BigQuery explainable AI overview


Explainable artificial intelligence (XAI) helps you understand the results that your predictive machine-learning model generates for classification and regression tasks by defining how each feature in a row of data contributed to the predicted result. This is often referred to as feature attribution. This information can be used to verify that the model is behaving as expected, to recognize biases in your models, and to inform ways to improve your model and your training data.

For information about the supported model types of each SQL statement and function, and all of the supported SQL statements and functions for each model type, read the End-to-end user journey for each model.

Local vs. global explainability

Explainability encompasses two types: local and global explainability. These are also known respectively as local and global feature importance.

  • Local explainability : Returns feature attribution values for each explained example. These values describe how much a particular feature affected the prediction relative to the baseline prediction.
  • Global explainability : Returns the feature's overall influence on the model, often obtained by aggregating the feature attributions over the entire dataset. A higher absolute value indicates the feature had a greater influence on the model's predictions.
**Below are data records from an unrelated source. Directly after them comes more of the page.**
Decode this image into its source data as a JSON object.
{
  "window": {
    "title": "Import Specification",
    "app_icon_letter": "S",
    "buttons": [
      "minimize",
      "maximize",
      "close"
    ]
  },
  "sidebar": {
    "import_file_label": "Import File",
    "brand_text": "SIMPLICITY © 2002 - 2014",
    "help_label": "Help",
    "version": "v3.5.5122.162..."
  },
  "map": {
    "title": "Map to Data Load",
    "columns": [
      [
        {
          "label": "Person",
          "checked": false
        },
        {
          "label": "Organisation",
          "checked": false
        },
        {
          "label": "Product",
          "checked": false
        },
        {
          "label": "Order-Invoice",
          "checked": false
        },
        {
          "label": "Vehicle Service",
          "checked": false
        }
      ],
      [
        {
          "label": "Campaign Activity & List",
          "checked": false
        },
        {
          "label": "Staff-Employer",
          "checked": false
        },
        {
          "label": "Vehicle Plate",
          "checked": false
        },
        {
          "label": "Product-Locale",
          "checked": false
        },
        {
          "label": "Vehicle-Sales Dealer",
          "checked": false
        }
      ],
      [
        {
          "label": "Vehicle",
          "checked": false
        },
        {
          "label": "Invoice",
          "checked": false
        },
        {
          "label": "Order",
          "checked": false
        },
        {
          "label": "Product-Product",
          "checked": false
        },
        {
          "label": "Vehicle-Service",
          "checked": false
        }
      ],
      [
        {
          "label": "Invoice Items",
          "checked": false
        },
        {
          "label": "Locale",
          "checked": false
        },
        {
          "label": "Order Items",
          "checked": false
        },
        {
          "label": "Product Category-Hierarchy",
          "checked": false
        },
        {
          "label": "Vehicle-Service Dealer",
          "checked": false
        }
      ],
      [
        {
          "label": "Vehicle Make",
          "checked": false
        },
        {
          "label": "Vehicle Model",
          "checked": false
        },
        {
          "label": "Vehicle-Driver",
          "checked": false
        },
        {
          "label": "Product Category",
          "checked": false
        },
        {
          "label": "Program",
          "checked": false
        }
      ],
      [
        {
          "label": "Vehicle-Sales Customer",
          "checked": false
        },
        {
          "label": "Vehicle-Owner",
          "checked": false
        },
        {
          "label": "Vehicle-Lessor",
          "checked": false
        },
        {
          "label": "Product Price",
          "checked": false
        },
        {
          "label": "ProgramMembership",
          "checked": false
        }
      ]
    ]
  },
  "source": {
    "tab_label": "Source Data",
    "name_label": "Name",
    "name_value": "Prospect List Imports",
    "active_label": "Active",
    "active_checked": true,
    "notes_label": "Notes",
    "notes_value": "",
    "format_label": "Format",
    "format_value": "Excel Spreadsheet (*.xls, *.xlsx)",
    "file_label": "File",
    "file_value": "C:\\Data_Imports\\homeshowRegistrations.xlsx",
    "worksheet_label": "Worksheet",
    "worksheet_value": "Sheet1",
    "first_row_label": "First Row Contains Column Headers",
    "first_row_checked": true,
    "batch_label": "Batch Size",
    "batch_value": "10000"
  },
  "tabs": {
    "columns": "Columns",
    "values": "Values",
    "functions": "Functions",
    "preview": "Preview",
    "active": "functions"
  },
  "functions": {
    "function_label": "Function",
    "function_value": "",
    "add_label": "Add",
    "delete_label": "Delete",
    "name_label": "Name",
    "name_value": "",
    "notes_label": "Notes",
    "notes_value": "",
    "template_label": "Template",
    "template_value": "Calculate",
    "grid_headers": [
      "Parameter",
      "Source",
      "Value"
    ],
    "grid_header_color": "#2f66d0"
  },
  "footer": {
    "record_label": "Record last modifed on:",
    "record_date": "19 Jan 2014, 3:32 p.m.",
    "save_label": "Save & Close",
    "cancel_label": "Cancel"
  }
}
Explainable AI offerings in BigQuery ML

Explainable AI in BigQuery ML supports a variety of machine learning models, including both time series and non-time series models. Each of the models takes advantage of a different explainability method.

If you want to use Explainable AI on BigQuery ML models you've registered to the Vertex AI Model Registry, there is a separate set of requirements to follow. To learn more, see Apply Explainable AI on BigQuery ML models.

Model category Model types Explainability method Basic explanation of the method Local explain functions Global explain functions
Supervised models
Linear & Logistic Regression Shapley values Shapley values for linear models are equal to "model weight * feature value", where feature values are standardized and model weights are trained with the standardized feature values. ML_EXPLAIN_PREDICT1 ML.GLOBAL_EXPLAIN2
Standard Errors and P-values Standard errors and p-values are used for significance testing against the model weights. NA ML.ADVANCED_WEIGHTS4
Boosted trees

Random forest
Tree SHAP Tree SHAP is an algorithm to compute exact SHAP values for decision trees based models. ML_EXPLAIN_PREDICT1 ML.GLOBAL_EXPLAIN2
Gini Index based feature importance Global feature importance score that indicates how useful or valuable each feature was in the construction of the boosted tree or random forest model during training. NA ML.FEATURE_IMPORTANCE
Deep Neural Network (DNN) Integrated gradients A gradients-based method that efficiently computes feature attributions with the same axiomatic properties as the Shapley value. It provides a sampling approximation of exact feature attributions. Its accuracy is controlled by the num_integral_steps parameter. ML_EXPLAIN_PREDICT1 ML.GLOBAL_EXPLAIN2
Time series models ARIMA_PLUS Time series decomposition Decompose the time series into multiple components if they present in the time series. The components include trend, seasonal, holiday, step changes, spike and dips. See ARIMA_PLUS modeling pipeline for more details. ML.EXPLAIN_FORECAST3 NA

1ML_EXPLAIN_PREDICT is an extended version of ML.PREDICT.

2ML.GLOBAL_EXPLAIN returns the global explainability obtained by taking the mean absolute attribution that each feature receives for all the rows in the evaluation dataset.

3ML.EXPLAIN_FORECAST is an extended version of ML.FORECAST.

4ML.ADVANCED_WEIGHTS is an extended version of ML.WEIGHTS.